Le rapport d’évaluation de la loi Schiappa, remis par Mme Alexandra Louis le 4 décembre dernier ne peut que laisser un goût d’inachevé aux 33 associations de protection de l’enfance qui se sont réunies au sein d’un « Collectif pour l’enfance » (CPLE) afin de faire reconnaître, dans la loi, l’incapacité d’un enfant à consentir à un acte sexuel avec un adulte.
Si l’on se réjouit que la députée préconise que soient créées des infractions spécifiques pour les mineurs de moins de 15 ans, qui excluent enfin dans leurs éléments constitutifs toute discussion sur le prétendu consentement de la victime, ce qui correspond à la volonté du CPLE (recommandation n°35), on déplore que ce rapport omette de prendre en compte le cas de l’inceste alors que l’on sait que les violences sexuelles ont principalement lieu dans le cadre familial.
Aussi, se contenter de fixer un seuil d’âge à 15 ans reviendrait à considérer qu’un adolescent de 15 ans et demi pourrait consentir à son inceste, ce qui n’a aucun sens !
Il est donc impératif de retenir une infraction autonome pour les mineurs de moins de 15 ans qui écarte toute référence à la contrainte, mais également de fixer un seuil à 18 ans en cas d’inceste puisque là aussi, le mineur est nécessairement contraint.
Ainsi, l’âge de la victime quitterait le champ des circonstances aggravantes pour rejoindre celui des éléments constitutifs de l’infraction.

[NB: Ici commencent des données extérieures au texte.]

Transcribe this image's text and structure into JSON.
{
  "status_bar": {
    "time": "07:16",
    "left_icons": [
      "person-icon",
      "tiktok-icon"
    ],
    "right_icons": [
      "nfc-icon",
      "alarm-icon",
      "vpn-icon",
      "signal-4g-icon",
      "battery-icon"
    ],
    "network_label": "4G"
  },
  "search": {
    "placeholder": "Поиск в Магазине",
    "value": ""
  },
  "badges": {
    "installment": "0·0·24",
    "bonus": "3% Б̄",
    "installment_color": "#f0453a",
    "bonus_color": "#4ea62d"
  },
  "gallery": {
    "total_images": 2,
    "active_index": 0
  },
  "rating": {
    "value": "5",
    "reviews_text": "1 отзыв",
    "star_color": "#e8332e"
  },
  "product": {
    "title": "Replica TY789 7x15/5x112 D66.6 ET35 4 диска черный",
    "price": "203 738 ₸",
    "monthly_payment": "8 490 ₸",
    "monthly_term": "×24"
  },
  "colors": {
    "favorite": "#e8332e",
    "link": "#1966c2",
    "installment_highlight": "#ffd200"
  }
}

Et le régime de l’atteinte sexuelle, qui est une abomination pour la protection des mineurs de moins de 15 ans, serait, de facto, abrogé.
L’adoption de cette réforme, qui ne ferait que mettre la France au niveau des pays ayant adopté une véritable protection de ses enfants (Canada, Belgique, Angleterre, Allemagne, Tunisie etc…) doit se concrétiser rapidement en une proposition ou un projet de loi afin d’en finir avec ces débats malsains récurrents sur le consentement de l’enfant que la loi Schiappa n’a fait que raviver, en le déplaçant juste sur la notion indéterminable de « discernement ».
Sur ce point, on ne peut que s’étonner que le rapport préconise de mener un travail de réflexion afin de voir comment ces nouvelles dispositions pourraient s’imbriquer avec celles déjà existantes, alors qu’il nous semblait que ce travail de réflexion était justement l’objet de ce rapport d’évaluation, et que des propositions très concrètes de rédactions de texte avaient été formulées et remises à Mme Louis par le CPLE sans même être évoquées dans le rapport…
Le CPLE observe également avec intérêt que, comme les associations l’avaient soutenu en 2018, une telle mesure de protection des enfants ne serait absolument pas contraire à la présomption d’innocence, comme l’ont confirmé plusieurs professeurs de droit consultés ainsi que la Commission Nationale Consultative des Droits de l’Homme.
Il est donc largement temps de se doter enfin d’un système de protection de l’enfance digne de ce nom et de mettre fin à cette quasi-impunité des violences sexuelles sur mineurs, en actes et non plus par de simples déclarations d’intention.